The Implication of VAT Increment to Nigerian Economy
The Federal Executive Council has concluded plans to increase Value Added Tax (VAT) from 5% to 7.2%. This represents a 44% increase as VAT has remained at 5% since January 1, 1994, when it became active.
Sources said the Federal Government’s decision to increase the tax rate is informed by the need to increase government revenues.
The Special Assistant on Digital and New Media to President Buhari, Tolu Ogunlesi, in a tweet, made this public. He said it was one of the decisions taken at the Federal Executive Council meeting held on Wednesday at the Presidential Villa Abuja. He claimed that since Nigeria collected about N1 trillion in VAT in 2018, a 44% increases could generate over N400 billion in additional revenue for the government if everything remains constant.
In multiple tweets, Ogunlesi, however, noted that for VAT to be increased, the National Assembly will have to approve it and pass an amendment to the current VAT ACT following which the president will append his signature.
According to him, the process could take months if not years and part of it will involve “extensive” nationwide consultations which will mostly be with the organised private sector, Nigeria Labour Congress and other labour unions, foreign investors and multilateral organisations, media, state governors and members of the National Assembly.
Meanwhile, Nigeria is widely believed to be facing a revenue crisis following the drop in oil prices in 2014. It is on record that since the Buhari administration assumed power in 2015, government revenue has failed to hit the heights of the immediate past administration which was over N12 trillion.
In 2018, total revenue accruing to the Federation Account was about N7.1 trillion compared to budget of N10.4 trillion. It was worse in 2017 at about N4.9 trillion. VAT revenues are also a significant portion of government revenues. In 2018, total VAT revenue accruing to the Federation account was N1.04 trillion or 14% of revenues.
Sources said the Federal Government is in a more precarious situation as last year it budgeted N7.1 trillion as targeted revenue but only actualized N3.8 trillion in collection, out of which, VAT collection was about N146.5 billion (target N207.5 billion).
The implication of a new tax rate is that there will be more money for the States & Local Government which will both collect about 75% of the VAT leaving the Federal Government with 15%.
The Federal Government only makes more money from its share of Company Income Taxes and Custom Import duties where it collected N660 billion and N296.7 billion respectively. Total non-oil revenue was about N1.1 trillion.
Nigerians will have to wait to see how the consultations pan out over the next few months. If the FG is able to convince various stakeholders, then it could likely sign the act amending the increase. Implementation could be January 1st, 2020 just like it was in 1994.
If the tax rate increment is implemented, there will be major push backs from Unions who have also just secured increases in the minimum wage. Also, unions could call for a lesser increase reducing it from 7.2% to anything else above 5%.

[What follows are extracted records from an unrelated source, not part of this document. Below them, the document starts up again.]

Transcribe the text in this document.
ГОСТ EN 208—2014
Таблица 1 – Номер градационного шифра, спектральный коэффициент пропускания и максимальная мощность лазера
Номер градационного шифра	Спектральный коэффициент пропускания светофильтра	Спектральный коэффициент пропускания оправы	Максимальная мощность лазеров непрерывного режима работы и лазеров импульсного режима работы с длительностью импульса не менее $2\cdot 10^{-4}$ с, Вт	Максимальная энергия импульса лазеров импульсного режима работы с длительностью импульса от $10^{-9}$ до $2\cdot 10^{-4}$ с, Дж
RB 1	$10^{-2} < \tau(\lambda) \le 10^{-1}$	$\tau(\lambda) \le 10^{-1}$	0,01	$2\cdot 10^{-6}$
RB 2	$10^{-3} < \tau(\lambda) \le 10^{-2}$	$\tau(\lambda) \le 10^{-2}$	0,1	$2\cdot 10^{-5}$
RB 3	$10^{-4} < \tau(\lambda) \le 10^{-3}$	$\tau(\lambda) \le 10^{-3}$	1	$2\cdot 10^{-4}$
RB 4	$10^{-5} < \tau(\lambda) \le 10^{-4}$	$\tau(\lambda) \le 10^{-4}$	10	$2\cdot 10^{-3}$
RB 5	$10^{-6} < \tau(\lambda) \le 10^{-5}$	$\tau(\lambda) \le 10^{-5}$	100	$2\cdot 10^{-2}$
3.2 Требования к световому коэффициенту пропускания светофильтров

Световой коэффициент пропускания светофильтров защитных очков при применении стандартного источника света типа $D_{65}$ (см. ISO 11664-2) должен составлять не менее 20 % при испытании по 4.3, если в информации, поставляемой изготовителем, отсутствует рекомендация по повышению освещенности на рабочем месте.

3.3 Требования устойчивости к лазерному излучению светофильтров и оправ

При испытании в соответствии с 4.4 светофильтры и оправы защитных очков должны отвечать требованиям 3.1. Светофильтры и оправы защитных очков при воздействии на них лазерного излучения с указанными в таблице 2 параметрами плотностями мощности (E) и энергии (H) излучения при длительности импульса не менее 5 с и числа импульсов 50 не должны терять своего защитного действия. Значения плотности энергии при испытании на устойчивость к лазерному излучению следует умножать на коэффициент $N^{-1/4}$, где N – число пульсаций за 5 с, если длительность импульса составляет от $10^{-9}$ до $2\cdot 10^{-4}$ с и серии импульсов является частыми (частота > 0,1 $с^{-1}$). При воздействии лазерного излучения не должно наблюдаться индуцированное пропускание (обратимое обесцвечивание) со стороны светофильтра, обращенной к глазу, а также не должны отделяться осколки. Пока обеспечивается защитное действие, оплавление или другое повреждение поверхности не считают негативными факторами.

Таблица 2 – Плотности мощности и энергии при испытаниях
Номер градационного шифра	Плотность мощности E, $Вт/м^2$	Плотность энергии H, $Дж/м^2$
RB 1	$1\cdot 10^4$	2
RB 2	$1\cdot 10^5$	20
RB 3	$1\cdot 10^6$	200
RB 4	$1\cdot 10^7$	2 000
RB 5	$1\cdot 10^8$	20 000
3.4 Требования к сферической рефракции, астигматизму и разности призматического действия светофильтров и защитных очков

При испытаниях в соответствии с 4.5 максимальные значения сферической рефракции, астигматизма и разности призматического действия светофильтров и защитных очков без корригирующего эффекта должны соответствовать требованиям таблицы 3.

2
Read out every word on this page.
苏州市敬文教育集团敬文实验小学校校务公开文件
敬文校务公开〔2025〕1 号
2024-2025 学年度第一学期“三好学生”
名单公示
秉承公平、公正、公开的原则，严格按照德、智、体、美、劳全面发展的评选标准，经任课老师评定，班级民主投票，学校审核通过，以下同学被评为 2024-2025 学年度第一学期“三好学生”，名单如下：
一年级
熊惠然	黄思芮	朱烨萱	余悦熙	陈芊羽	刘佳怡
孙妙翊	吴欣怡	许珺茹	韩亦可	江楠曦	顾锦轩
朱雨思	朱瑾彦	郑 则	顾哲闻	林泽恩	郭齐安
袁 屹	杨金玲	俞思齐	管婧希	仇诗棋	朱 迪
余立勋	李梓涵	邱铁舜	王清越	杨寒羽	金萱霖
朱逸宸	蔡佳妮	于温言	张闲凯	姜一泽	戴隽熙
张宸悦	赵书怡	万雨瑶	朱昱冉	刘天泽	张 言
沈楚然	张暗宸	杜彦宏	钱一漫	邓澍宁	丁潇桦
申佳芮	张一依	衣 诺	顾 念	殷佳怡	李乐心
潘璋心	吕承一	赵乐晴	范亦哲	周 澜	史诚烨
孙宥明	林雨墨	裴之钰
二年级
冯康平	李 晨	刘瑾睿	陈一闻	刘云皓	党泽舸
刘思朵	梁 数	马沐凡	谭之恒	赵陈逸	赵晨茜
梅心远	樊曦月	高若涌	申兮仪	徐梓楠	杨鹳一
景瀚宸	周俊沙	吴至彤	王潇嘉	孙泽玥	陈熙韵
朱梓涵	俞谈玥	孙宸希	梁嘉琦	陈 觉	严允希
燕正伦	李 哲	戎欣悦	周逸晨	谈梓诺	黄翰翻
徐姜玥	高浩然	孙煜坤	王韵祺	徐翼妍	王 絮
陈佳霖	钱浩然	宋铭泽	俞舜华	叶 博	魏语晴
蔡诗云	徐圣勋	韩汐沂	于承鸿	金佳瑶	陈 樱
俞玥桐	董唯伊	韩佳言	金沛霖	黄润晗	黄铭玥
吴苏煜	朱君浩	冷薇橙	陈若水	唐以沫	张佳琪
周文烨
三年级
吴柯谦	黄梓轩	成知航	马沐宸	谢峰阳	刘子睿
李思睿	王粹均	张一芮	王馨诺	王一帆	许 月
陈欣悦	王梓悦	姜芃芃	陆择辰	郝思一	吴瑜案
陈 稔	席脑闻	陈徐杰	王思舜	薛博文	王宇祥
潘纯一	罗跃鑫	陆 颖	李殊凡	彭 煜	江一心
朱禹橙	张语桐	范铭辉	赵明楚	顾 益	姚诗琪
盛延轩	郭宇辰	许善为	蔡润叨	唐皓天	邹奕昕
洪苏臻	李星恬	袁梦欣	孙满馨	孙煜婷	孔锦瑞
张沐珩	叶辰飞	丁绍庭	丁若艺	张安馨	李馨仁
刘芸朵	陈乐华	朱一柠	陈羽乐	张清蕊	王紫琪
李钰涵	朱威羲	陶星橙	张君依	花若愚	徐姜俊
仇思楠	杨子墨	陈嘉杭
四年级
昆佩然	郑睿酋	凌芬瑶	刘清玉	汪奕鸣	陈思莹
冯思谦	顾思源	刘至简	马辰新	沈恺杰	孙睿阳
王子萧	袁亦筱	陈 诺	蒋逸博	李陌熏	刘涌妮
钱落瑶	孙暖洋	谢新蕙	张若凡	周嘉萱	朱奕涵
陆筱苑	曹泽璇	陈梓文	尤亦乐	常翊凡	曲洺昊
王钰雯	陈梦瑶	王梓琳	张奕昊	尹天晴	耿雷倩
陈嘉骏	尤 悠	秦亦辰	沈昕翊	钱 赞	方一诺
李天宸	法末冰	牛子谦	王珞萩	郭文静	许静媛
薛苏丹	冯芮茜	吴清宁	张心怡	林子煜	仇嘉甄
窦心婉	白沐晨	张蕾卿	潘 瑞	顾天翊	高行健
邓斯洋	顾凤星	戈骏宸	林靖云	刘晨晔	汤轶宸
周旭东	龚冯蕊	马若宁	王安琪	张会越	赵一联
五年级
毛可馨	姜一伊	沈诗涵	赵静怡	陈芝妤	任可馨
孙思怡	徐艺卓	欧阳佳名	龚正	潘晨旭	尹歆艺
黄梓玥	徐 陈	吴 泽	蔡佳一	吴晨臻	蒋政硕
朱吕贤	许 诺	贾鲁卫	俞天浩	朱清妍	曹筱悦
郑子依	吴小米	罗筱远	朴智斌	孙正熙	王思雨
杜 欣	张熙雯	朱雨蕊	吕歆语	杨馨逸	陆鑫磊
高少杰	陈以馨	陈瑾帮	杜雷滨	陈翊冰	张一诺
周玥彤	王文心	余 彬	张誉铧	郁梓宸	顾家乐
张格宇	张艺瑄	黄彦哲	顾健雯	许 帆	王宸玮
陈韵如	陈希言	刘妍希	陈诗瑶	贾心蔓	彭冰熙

Another fact is that VAT is a consumption tax and it is borne by the final consumer who is mostly an ordinary citizen of Nigeria. Meanwhile, in addition to VAT, Nigerians also pay personal income tax, withholding taxes and sales taxes as collected by some state government (Lagos especially). The Nigerian masses will be most hit by a raise as their disposable income will be dented further.
The Executive Chairman of the Federal Inland Revenue Service (FIRS), Babatunde Fowler, also recently reiterated that the payment of VAT on VATable online transactions is required by the law. If this increase is passed by law, there will likely be an increase in online transaction cost.
Nigerians will see an increase in nearly all items except the 11 items that are currently exempted (see page 14). Corporations are merely collecting agents for the government and only incur a VAT cost when they are final consumers or fail to net off their VAT from purchases from VAT on sales.